Honoring Bill Maudlin today, a World War II soldier who created a cartoon series about two typical American infantry soldiers, Willie & Joe, on his birthday. Maudlin received two Pulitzer Prizes over his lifetime of work.
Maudlin came from a military family. His father was an artilleryman in Wolrd War I and his grandfather had been a scout in the Apache Wars. Later, Maudlin’s son served in Vietnam.
Maudlin volunteered for the 45th Infantry Division in 1940, and he worked on the division newspaper drawing cartoons about regular soldiers. He created two iconic soldiers, Willie, a Choctaw Indian, and Joe, a southerner.

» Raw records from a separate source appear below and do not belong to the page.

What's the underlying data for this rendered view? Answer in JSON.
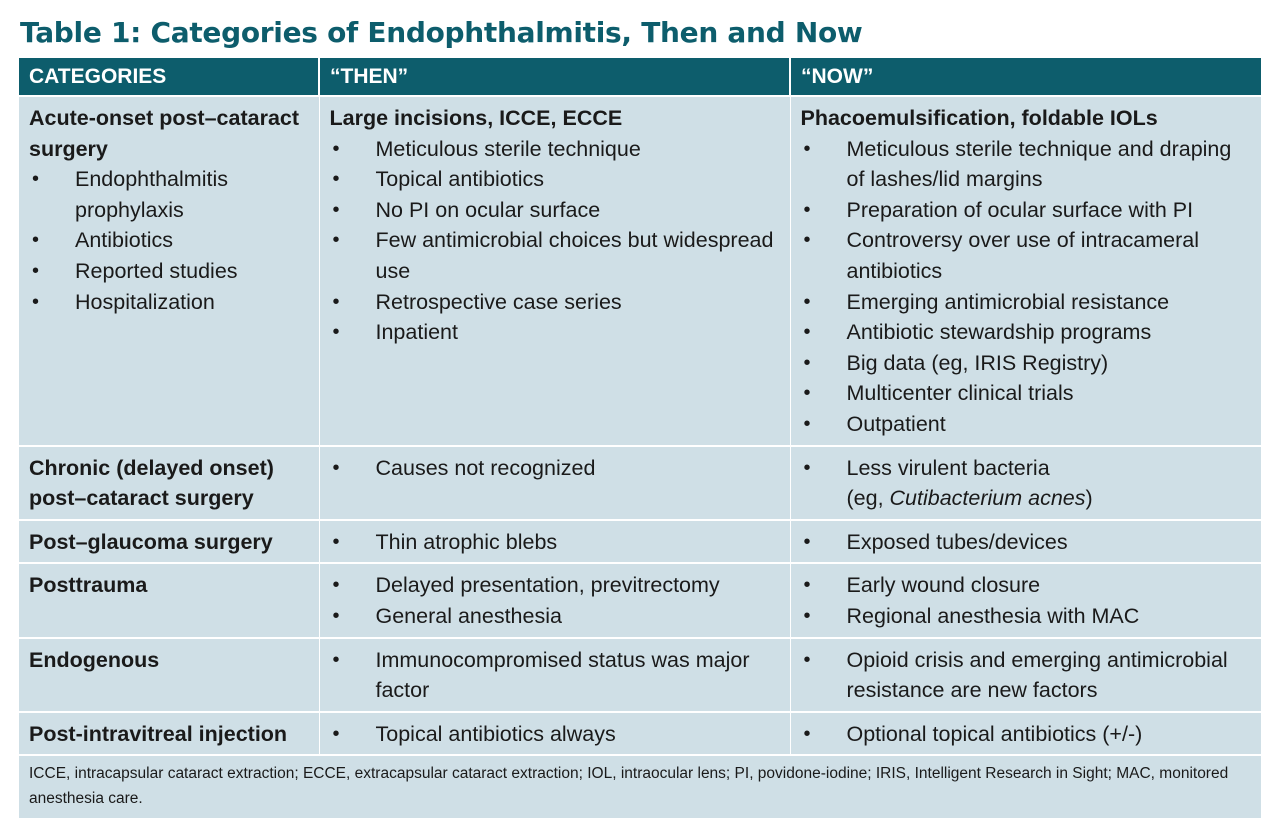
{
  "title": "Table 1: Categories of Endophthalmitis, Then and Now",
  "headers": [
    "CATEGORIES",
    "“THEN”",
    "“NOW”"
  ],
  "rows": [
    {
      "category": "Acute-onset post–cataract surgery",
      "category_items": [
        "Endophthalmitis prophylaxis",
        "Antibiotics",
        "Reported studies",
        "Hospitalization"
      ],
      "then_heading": "Large incisions, ICCE, ECCE",
      "then": [
        "Meticulous sterile technique",
        "Topical antibiotics",
        "No PI on ocular surface",
        "Few antimicrobial choices but widespread use",
        "Retrospective case series",
        "Inpatient"
      ],
      "now_heading": "Phacoemulsification, foldable IOLs",
      "now": [
        "Meticulous sterile technique and draping of lashes/lid margins",
        "Preparation of ocular surface with PI",
        "Controversy over use of intracameral antibiotics",
        "Emerging antimicrobial resistance",
        "Antibiotic stewardship programs",
        "Big data (eg, IRIS Registry)",
        "Multicenter clinical trials",
        "Outpatient"
      ]
    },
    {
      "category": "Chronic (delayed onset) post–cataract surgery",
      "then": [
        "Causes not recognized"
      ],
      "now_rich": {
        "line1": "Less virulent bacteria",
        "prefix": "(eg, ",
        "italic": "Cutibacterium acnes",
        "suffix": ")"
      }
    },
    {
      "category": "Post–glaucoma surgery",
      "then": [
        "Thin atrophic blebs"
      ],
      "now": [
        "Exposed tubes/devices"
      ]
    },
    {
      "category": "Posttrauma",
      "then": [
        "Delayed presentation, previtrectomy",
        "General anesthesia"
      ],
      "now": [
        "Early wound closure",
        "Regional anesthesia with MAC"
      ]
    },
    {
      "category": "Endogenous",
      "then": [
        "Immunocompromised status was major factor"
      ],
      "now": [
        "Opioid crisis and emerging antimicrobial resistance are new factors"
      ]
    },
    {
      "category": "Post-intravitreal injection",
      "then": [
        "Topical antibiotics always"
      ],
      "now": [
        "Optional topical antibiotics (+/-)"
      ]
    }
  ],
  "footnote": "ICCE, intracapsular cataract extraction; ECCE, extracapsular cataract extraction; IOL, intraocular lens; PI, povidone-iodine; IRIS, Intelligent Research in Sight; MAC, monitored anesthesia care.",
  "colors": {
    "title": "#0d5d6c",
    "header_bg": "#0d5d6c",
    "cell_bg": "#cfdfe6",
    "border": "#ffffff"
  }
}
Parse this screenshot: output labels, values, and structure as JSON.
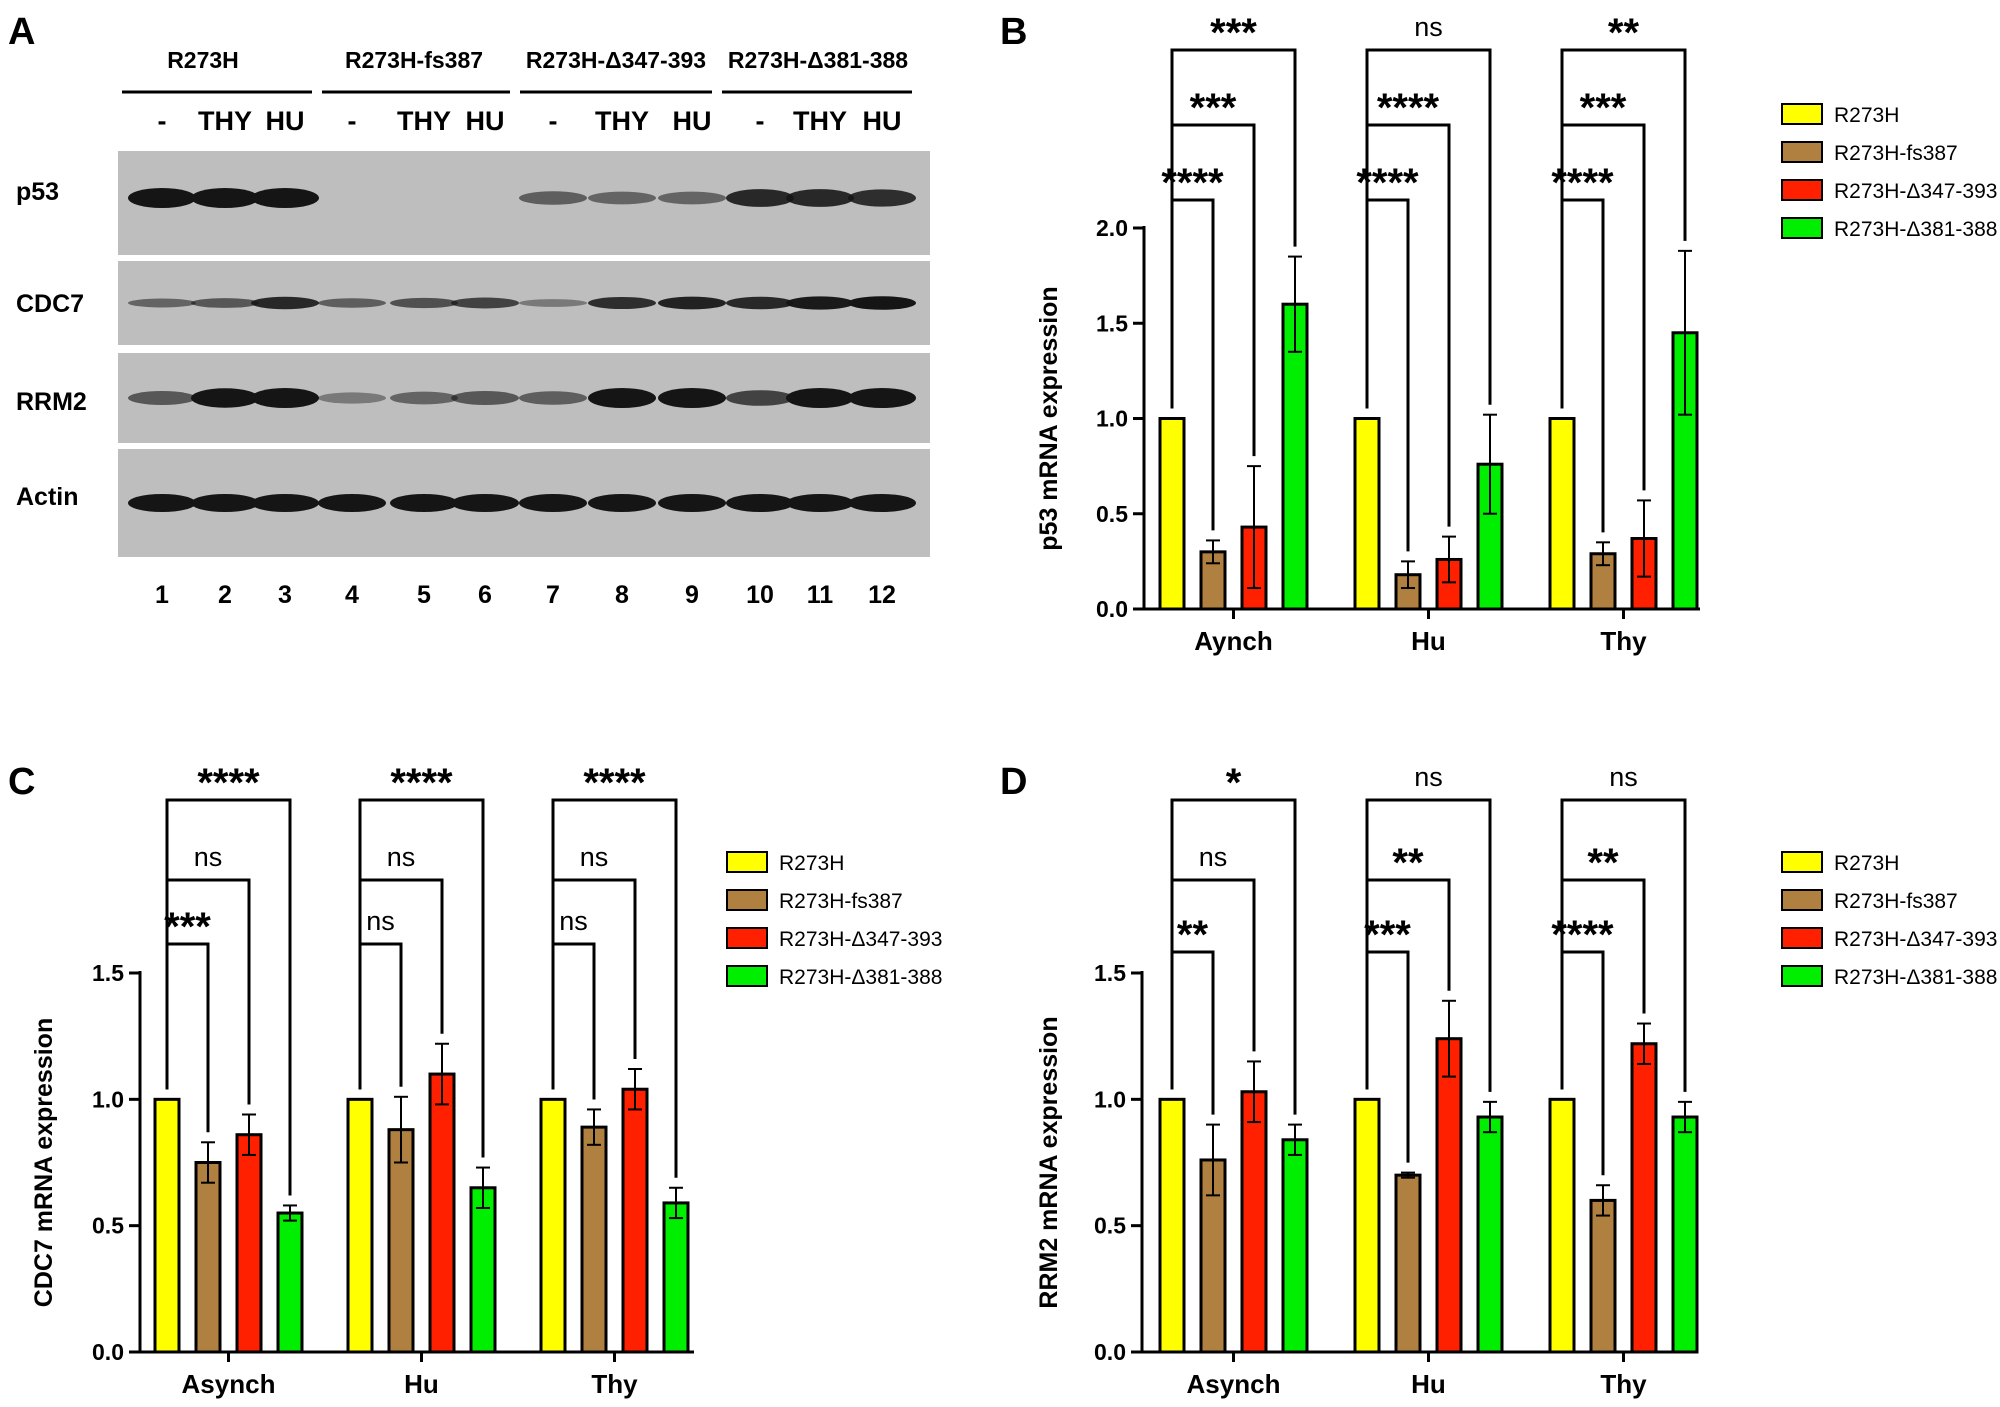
{
  "panel_letters": {
    "a": "A",
    "b": "B",
    "c": "C",
    "d": "D"
  },
  "colors": {
    "R273H": "#ffff00",
    "R273H-fs387": "#b08040",
    "R273H-Δ347-393": "#ff2000",
    "R273H-Δ381-388": "#00ee00",
    "blot_bg": "#bebebe",
    "band": "#151515"
  },
  "blot": {
    "groups": [
      {
        "label": "R273H",
        "treatments": [
          "-",
          "THY",
          "HU"
        ]
      },
      {
        "label": "R273H-fs387",
        "treatments": [
          "-",
          "THY",
          "HU"
        ]
      },
      {
        "label": "R273H-Δ347-393",
        "treatments": [
          "-",
          "THY",
          "HU"
        ]
      },
      {
        "label": "R273H-Δ381-388",
        "treatments": [
          "-",
          "THY",
          "HU"
        ]
      }
    ],
    "lanes": [
      "1",
      "2",
      "3",
      "4",
      "5",
      "6",
      "7",
      "8",
      "9",
      "10",
      "11",
      "12"
    ],
    "rows": [
      {
        "label": "p53",
        "intensity": [
          1,
          1,
          1,
          0,
          0,
          0,
          0.4,
          0.35,
          0.35,
          0.8,
          0.8,
          0.75
        ]
      },
      {
        "label": "CDC7",
        "intensity": [
          0.35,
          0.45,
          0.8,
          0.4,
          0.5,
          0.6,
          0.2,
          0.75,
          0.85,
          0.8,
          0.9,
          0.95
        ]
      },
      {
        "label": "RRM2",
        "intensity": [
          0.45,
          0.95,
          1,
          0.2,
          0.35,
          0.45,
          0.4,
          1,
          1,
          0.6,
          1,
          1
        ]
      },
      {
        "label": "Actin",
        "intensity": [
          1,
          1,
          1,
          1,
          1,
          1,
          1,
          1,
          1,
          1,
          1,
          1
        ]
      }
    ]
  },
  "chart_data": [
    {
      "type": "bar",
      "panel": "B",
      "ylabel": "p53 mRNA expression",
      "xlabel": "",
      "categories": [
        "Aynch",
        "Hu",
        "Thy"
      ],
      "ylim": [
        0,
        2.0
      ],
      "yticks": [
        "0.0",
        "0.5",
        "1.0",
        "1.5",
        "2.0"
      ],
      "series": [
        {
          "name": "R273H",
          "values": [
            1.0,
            1.0,
            1.0
          ],
          "errors": [
            0,
            0,
            0
          ]
        },
        {
          "name": "R273H-fs387",
          "values": [
            0.3,
            0.18,
            0.29
          ],
          "errors": [
            0.06,
            0.07,
            0.06
          ]
        },
        {
          "name": "R273H-Δ347-393",
          "values": [
            0.43,
            0.26,
            0.37
          ],
          "errors": [
            0.32,
            0.12,
            0.2
          ]
        },
        {
          "name": "R273H-Δ381-388",
          "values": [
            1.6,
            0.76,
            1.45
          ],
          "errors": [
            0.25,
            0.26,
            0.43
          ]
        }
      ],
      "significance": [
        [
          {
            "to": 1,
            "label": "****"
          },
          {
            "to": 2,
            "label": "***"
          },
          {
            "to": 3,
            "label": "***"
          }
        ],
        [
          {
            "to": 1,
            "label": "****"
          },
          {
            "to": 2,
            "label": "****"
          },
          {
            "to": 3,
            "label": "ns"
          }
        ],
        [
          {
            "to": 1,
            "label": "****"
          },
          {
            "to": 2,
            "label": "***"
          },
          {
            "to": 3,
            "label": "**"
          }
        ]
      ],
      "legend": [
        "R273H",
        "R273H-fs387",
        "R273H-Δ347-393",
        "R273H-Δ381-388"
      ]
    },
    {
      "type": "bar",
      "panel": "C",
      "ylabel": "CDC7 mRNA expression",
      "xlabel": "",
      "categories": [
        "Asynch",
        "Hu",
        "Thy"
      ],
      "ylim": [
        0,
        1.5
      ],
      "yticks": [
        "0.0",
        "0.5",
        "1.0",
        "1.5"
      ],
      "series": [
        {
          "name": "R273H",
          "values": [
            1.0,
            1.0,
            1.0
          ],
          "errors": [
            0,
            0,
            0
          ]
        },
        {
          "name": "R273H-fs387",
          "values": [
            0.75,
            0.88,
            0.89
          ],
          "errors": [
            0.08,
            0.13,
            0.07
          ]
        },
        {
          "name": "R273H-Δ347-393",
          "values": [
            0.86,
            1.1,
            1.04
          ],
          "errors": [
            0.08,
            0.12,
            0.08
          ]
        },
        {
          "name": "R273H-Δ381-388",
          "values": [
            0.55,
            0.65,
            0.59
          ],
          "errors": [
            0.03,
            0.08,
            0.06
          ]
        }
      ],
      "significance": [
        [
          {
            "to": 1,
            "label": "***"
          },
          {
            "to": 2,
            "label": "ns"
          },
          {
            "to": 3,
            "label": "****"
          }
        ],
        [
          {
            "to": 1,
            "label": "ns"
          },
          {
            "to": 2,
            "label": "ns"
          },
          {
            "to": 3,
            "label": "****"
          }
        ],
        [
          {
            "to": 1,
            "label": "ns"
          },
          {
            "to": 2,
            "label": "ns"
          },
          {
            "to": 3,
            "label": "****"
          }
        ]
      ],
      "legend": [
        "R273H",
        "R273H-fs387",
        "R273H-Δ347-393",
        "R273H-Δ381-388"
      ]
    },
    {
      "type": "bar",
      "panel": "D",
      "ylabel": "RRM2 mRNA expression",
      "xlabel": "",
      "categories": [
        "Asynch",
        "Hu",
        "Thy"
      ],
      "ylim": [
        0,
        1.5
      ],
      "yticks": [
        "0.0",
        "0.5",
        "1.0",
        "1.5"
      ],
      "series": [
        {
          "name": "R273H",
          "values": [
            1.0,
            1.0,
            1.0
          ],
          "errors": [
            0,
            0,
            0
          ]
        },
        {
          "name": "R273H-fs387",
          "values": [
            0.76,
            0.7,
            0.6
          ],
          "errors": [
            0.14,
            0.01,
            0.06
          ]
        },
        {
          "name": "R273H-Δ347-393",
          "values": [
            1.03,
            1.24,
            1.22
          ],
          "errors": [
            0.12,
            0.15,
            0.08
          ]
        },
        {
          "name": "R273H-Δ381-388",
          "values": [
            0.84,
            0.93,
            0.93
          ],
          "errors": [
            0.06,
            0.06,
            0.06
          ]
        }
      ],
      "significance": [
        [
          {
            "to": 1,
            "label": "**"
          },
          {
            "to": 2,
            "label": "ns"
          },
          {
            "to": 3,
            "label": "*"
          }
        ],
        [
          {
            "to": 1,
            "label": "***"
          },
          {
            "to": 2,
            "label": "**"
          },
          {
            "to": 3,
            "label": "ns"
          }
        ],
        [
          {
            "to": 1,
            "label": "****"
          },
          {
            "to": 2,
            "label": "**"
          },
          {
            "to": 3,
            "label": "ns"
          }
        ]
      ],
      "legend": [
        "R273H",
        "R273H-fs387",
        "R273H-Δ347-393",
        "R273H-Δ381-388"
      ]
    }
  ]
}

Maudlin landed in Sicily in 1943 with the 45th Division and was transferred to Star & Stripes in February 1944. He earned the Legion of Merit and the Purple Heart, after getting hit in the shoulder by a German mortar at Monte Cassino. Maudlin had his own jeep, which he used to roam the battlefields for material.
Maudlin published six cartoons a week. George Patton was not a fan. The General called Mauldin an “unpatriotic anarchist” and threatened to “throw his ass in jail.” Eisenhower, however, told Patton to leave Maudlin alone.
The troops loved Maudlin’s work. It was infantry humor.
Maudlin received the Pulitzer Prize in 1945 for his body of work in the War.
After the war, Maudlin became a political cartoonist and writer. He had a civil libertarian sensibility. He received his second Pulitzer for a cartoon about the Russian novelist Boris Pasternak in a gulag, after the Soviets would not allow him to travel to Sweden to accept the Nobel Prize.
Maudlin’s most famous cartoon was one printed after JFK’s assassination.
Maudlin died in 2003 and is buried in Arlington National Cemetery. Honor and remember this great American!